Cette modalité d’exécution, autorisée par le Code de procédure pénale, s’applique fréquemment pour les peines de courte durée, et prend encore plus de sens dans le cas de personnes âgées ou non dangereuses. En atteignant l’âge de 70 ans le 28 janvier, Sarkozy pouvait bénéficier d’une libération conditionnelle avant même d’avoir purgé la moitié de sa peine.

Une liberté conditionnelle très discrète
L’ancien chef de l’État a finalement sollicité cette mesure. Le 14 mai, la justice a décidé d’y faire droit, retirant le bracelet électronique et le plaçant en liberté conditionnelle. Cela ne signifie pas la fin de sa peine, mais une exécution sous un autre régime, encadré par des obligations et un suivi judiciaire. Jusqu’ici, Nicolas Sarkozy avait montré une certaine retenue. Il avait même exprimé, dans un message publié sur le réseau social X (ex-Twitter), son refus initial de « solliciter le moindre privilège », se voulant exemplaire dans l’acceptation de la décision de justice.

Depuis le début de l’exécution de sa peine, Nicolas Sarkozy s’est mis en retrait de la scène politique et médiatique.
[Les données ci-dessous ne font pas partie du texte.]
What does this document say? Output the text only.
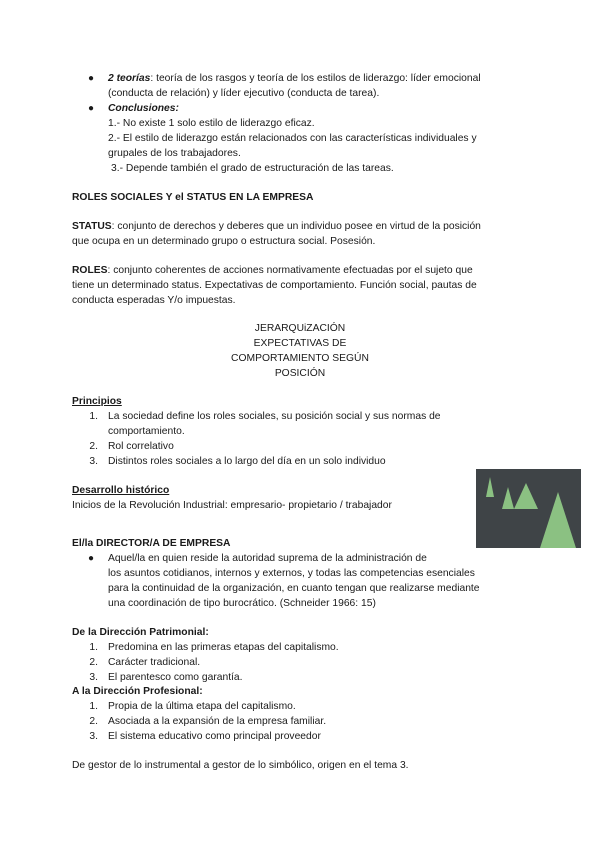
● 2 teorías: teoría de los rasgos y teoría de los estilos de liderazgo: líder emocional
(conducta de relación) y líder ejecutivo (conducta de tarea).
● Conclusiones:
1.- No existe 1 solo estilo de liderazgo eficaz.
2.- El estilo de liderazgo están relacionados con las características individuales y
grupales de los trabajadores.
3.- Depende también el grado de estructuración de las tareas.
ROLES SOCIALES Y el STATUS EN LA EMPRESA
STATUS: conjunto de derechos y deberes que un individuo posee en virtud de la posición
que ocupa en un determinado grupo o estructura social. Posesión.
ROLES: conjunto coherentes de acciones normativamente efectuadas por el sujeto que
tiene un determinado status. Expectativas de comportamiento. Función social, pautas de
conducta esperadas Y/o impuestas.
JERARQUiZACIÓN
EXPECTATIVAS DE
COMPORTAMIENTO SEGÚN
POSICIÓN
Principios
1. La sociedad define los roles sociales, su posición social y sus normas de
comportamiento.
2. Rol correlativo
3. Distintos roles sociales a lo largo del día en un solo individuo
Desarrollo histórico
Inicios de la Revolución Industrial: empresario- propietario / trabajador
El/la DIRECTOR/A DE EMPRESA
● Aquel/la en quien reside la autoridad suprema de la administración de
los asuntos cotidianos, internos y externos, y todas las competencias esenciales
para la continuidad de la organización, en cuanto tengan que realizarse mediante
una coordinación de tipo burocrático. (Schneider 1966: 15)
De la Dirección Patrimonial:
1. Predomina en las primeras etapas del capitalismo.
2. Carácter tradicional.
3. El parentesco como garantía.
A la Dirección Profesional:
1. Propia de la última etapa del capitalismo.
2. Asociada a la expansión de la empresa familiar.
3. El sistema educativo como principal proveedor
De gestor de lo instrumental a gestor de lo simbólico, origen en el tema 3.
Dans ses déclarations récentes, il assurait vouloir respecter le cadre judiciaire tout en continuant à dénoncer ce qu’il considère comme une « injustice ». Fidèle à sa ligne de défense, l’ancien président martèle qu’il n’a jamais commis les faits reprochés.

Sarkozy affirme que cette affaire a été menée avec une sévérité particulière à son encontre, estimant être victime d’un acharnement judiciaire. Sa liberté conditionnelle n’engage pas la fin de ses démêlés judiciaires, mais elle constitue une nouvelle phase dans l’exécution de cette peine emblématique. En arrière-plan, plane toujours la question de son avenir politique, même si, officiellement, il affirme se tenir à l’écart.